Chekhov’s Gun written by Ben Beck, was not what I expected. Duncan Mason delivered an incredible performance as a young man who wanted to explore the possibilities of using a pistol on stage. He repeatedly said that the gun will be fired and someone in this theatre will die. Of course this didn’t happen, but Mason did an excellent job at convincing the audience that this could actually occur. What’s more, is that he soon begins to show concern over the shootings that have recently taken place in schools, malls and movie theatres, almost highlighting how horrific gun crime is in today’s society.
Towards the end of this piece, he puts the gun to his head and is soon dragged off stage, where a gunshot is then heard. Although this is very distressing and at times very uncomfortable to watch, Beck is highlighting a very important theme that needs to be addressed.

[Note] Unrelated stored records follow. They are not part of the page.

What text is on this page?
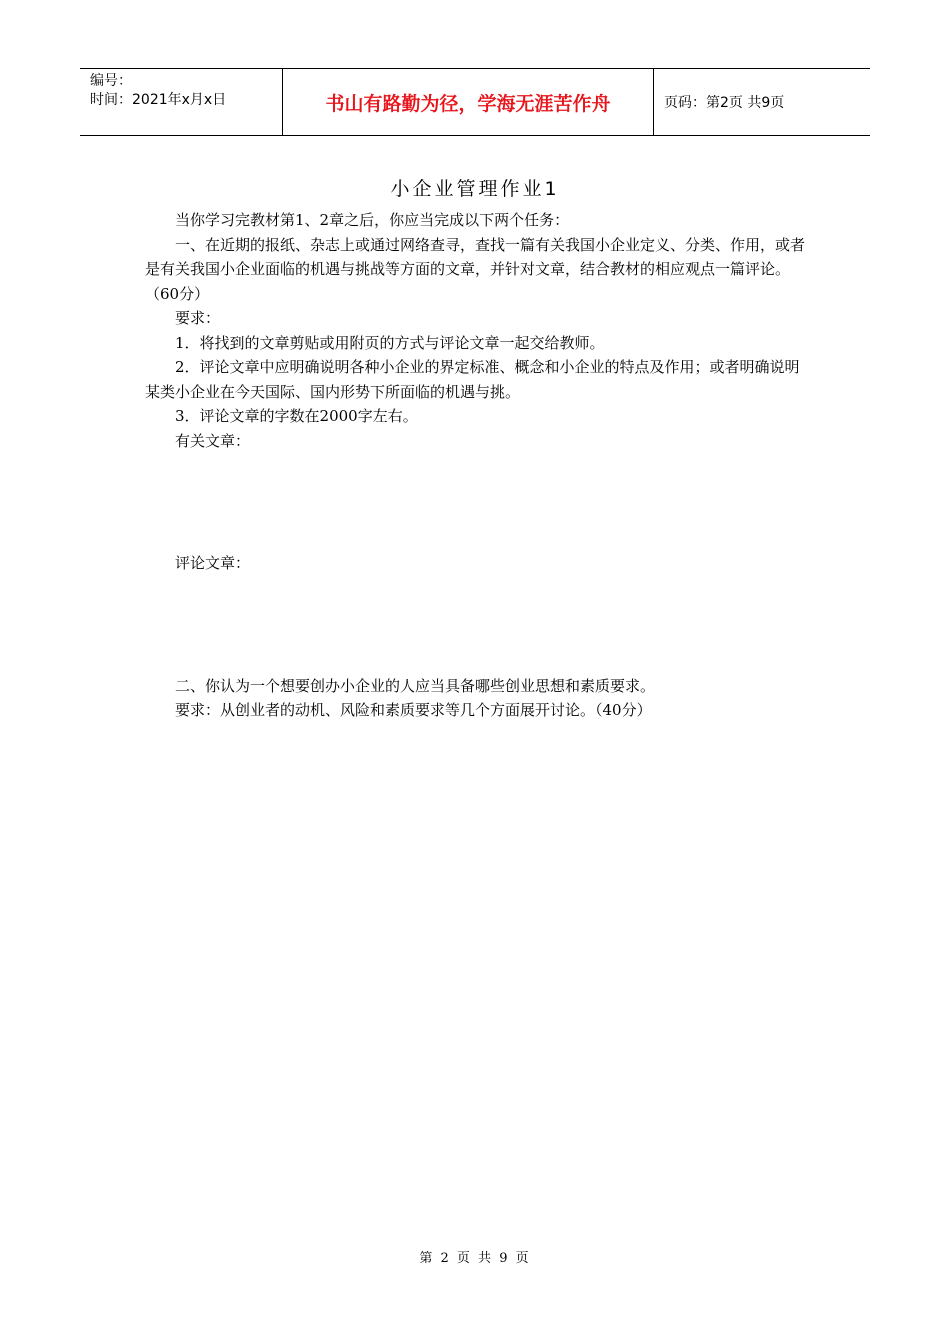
编号：
时间：2021年x月x日	书山有路勤为径，学海无涯苦作舟	页码：第2页 共9页
小企业管理作业1

当你学习完教材第1、2章之后，你应当完成以下两个任务：

一、在近期的报纸、杂志上或通过网络查寻，查找一篇有关我国小企业定义、分类、作用，或者是有关我国小企业面临的机遇与挑战等方面的文章，并针对文章，结合教材的相应观点一篇评论。（60分）

要求：

1．将找到的文章剪贴或用附页的方式与评论文章一起交给教师。

2．评论文章中应明确说明各种小企业的界定标准、概念和小企业的特点及作用；或者明确说明某类小企业在今天国际、国内形势下所面临的机遇与挑。

3．评论文章的字数在2000字左右。

有关文章：

评论文章：

二、你认为一个想要创办小企业的人应当具备哪些创业思想和素质要求。

要求：从创业者的动机、风险和素质要求等几个方面展开讨论。（40分）

第 2 页 共 9 页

Roommates by Matthew Fowler was by far my favourite piece of the evening, as its clever concept, hilarious one-liners and brilliant acting made this very enjoyable to watch. Both Rebecca Hutchins and Phoebe Batteson-Brown, were excellent at playing unborn twins who were annoying each other in their mother’s womb. Molly reveals how she is fed up of her sister “hogging the placenta,” whilst Emily is annoyed at her sister for using the “umbilical cord as a skipping rope.” This hilarious play made me laugh from start to finish and I was very impressed with how well this was written. Being a twin myself, this certainly made me reminisce about the times my sister and I would deliberately wind each other up. Fowler has done an extraordinary job at writing such an innovative piece of theatre and deserves all the success that I’m sure this play will receive.
Overall, Bare Essentials is a great opportunity to see fresh new writing, where you can be laughing one minute and gasping at the next.
It’s definitely a show I will see again.